I agree with you wholeheartedly that the burden of the Iraq war has fallen unfairly on the poorer and more naively patriotic members of our society, and I think your suspicions that most Americans are rather detached from the realities of war might be entirely accurate. But I do not feel the draft is a way to really address these problems.

The thing is, it is far too easy for someone like me -- 25, from an upper middle class family, master's degree, working on a Ph.D -- to avoid the draft, whether legally (educational exemption) or otherwise (my dad buys me a plane ticket to Germany). Many of today's chickenhawks, such as Rush Limbaugh, avoided the draft in Viet Nam by reporting medical problems. Should there be a draft, it is certainly the case that many more young Americans will see war. But it is also certainly the case that many of those young Americans will be the sisters, brothers, and neighbors of those who already serve, not scions of the wealthy and powerful.


MosBen said...

Why not just remove the exemptions? Sure, someone with flat feet might not make the best front liner, and that'd still be a problem (though I think Dr. Scholls would disagree that it's unsurmountable), but why not make those people seeking medical exemptions take positions that they *are* able to do.
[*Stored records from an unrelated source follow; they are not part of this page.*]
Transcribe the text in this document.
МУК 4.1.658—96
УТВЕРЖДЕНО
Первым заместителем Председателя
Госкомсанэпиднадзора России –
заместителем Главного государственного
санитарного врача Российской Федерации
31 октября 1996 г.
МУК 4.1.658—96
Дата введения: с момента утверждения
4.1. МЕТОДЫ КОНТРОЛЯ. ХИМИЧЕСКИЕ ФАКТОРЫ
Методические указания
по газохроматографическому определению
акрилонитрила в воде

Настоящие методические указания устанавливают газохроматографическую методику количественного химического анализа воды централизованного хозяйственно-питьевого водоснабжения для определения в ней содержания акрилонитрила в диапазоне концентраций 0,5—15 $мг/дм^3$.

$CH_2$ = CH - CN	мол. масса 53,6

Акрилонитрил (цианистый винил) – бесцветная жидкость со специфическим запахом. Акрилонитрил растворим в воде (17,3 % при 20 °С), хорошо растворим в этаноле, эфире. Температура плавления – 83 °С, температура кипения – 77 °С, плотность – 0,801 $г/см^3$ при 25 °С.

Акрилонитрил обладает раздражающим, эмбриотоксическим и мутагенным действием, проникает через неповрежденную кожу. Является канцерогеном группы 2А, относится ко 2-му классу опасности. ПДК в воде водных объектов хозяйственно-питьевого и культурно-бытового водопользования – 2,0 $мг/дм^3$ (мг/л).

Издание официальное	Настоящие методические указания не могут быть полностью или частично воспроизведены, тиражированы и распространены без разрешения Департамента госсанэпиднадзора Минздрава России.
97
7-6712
Even if Rush wasn't on the front lines wading through rice fields, I can't imagine there wasn't something he could have done over there. And you could pretty easily get rid of the education exemption if you wanted.

As to people fleeing to Germany, yeah, that's still something of a problem, but I don't know if I'm comfortable basing our public policy on the possibility that it might make rich people turn themselves into criminals.

Noumena said...

That was more or less Carroll's response to my email. But I assume we want some level of exemptions, otherwise we'll be arresting terminal cancer patients in their hospice rooms.

In any case, it seems like you're liable to end up with the two-tiered full-time army / national guard system within the full-time army itself. Did W deserve to be in the air national guard? No, probably not. Did he or his father do anything illegal to get him in there during Viet Nam? No, probably not. There's some speculation that Rush exaggerated his medical problems to get out of service; whether or not such speculation is accurate, it does reflect the fact that it would be just as easy to get your friendly family doctor to diagnose you as being just beyond the guidelines, exempt from any military duty.

But, to divert this discussion completely, this proposal really, really, really fails the test of the Categorical Imperative, not to use persons merely as means. In the act of drafting a certain percentage of the population, you assume some further percentage is going to die in combat (or wounds received therein). Those conscripted into combat become means to two ends, whatever military goal the leaders have in mind, and making the citizenry more aware of the horrors of war. You might be able to make a Kantian case for a draft when the first goal is to repel a clear and present danger to the pursuit of the kingdom of ends (think World War 2), but I really don't think this could be done with the second goal. If the aim of the draft is to throw some people to their deaths in order to 'wake up' others, the draft is incompatible with the CI.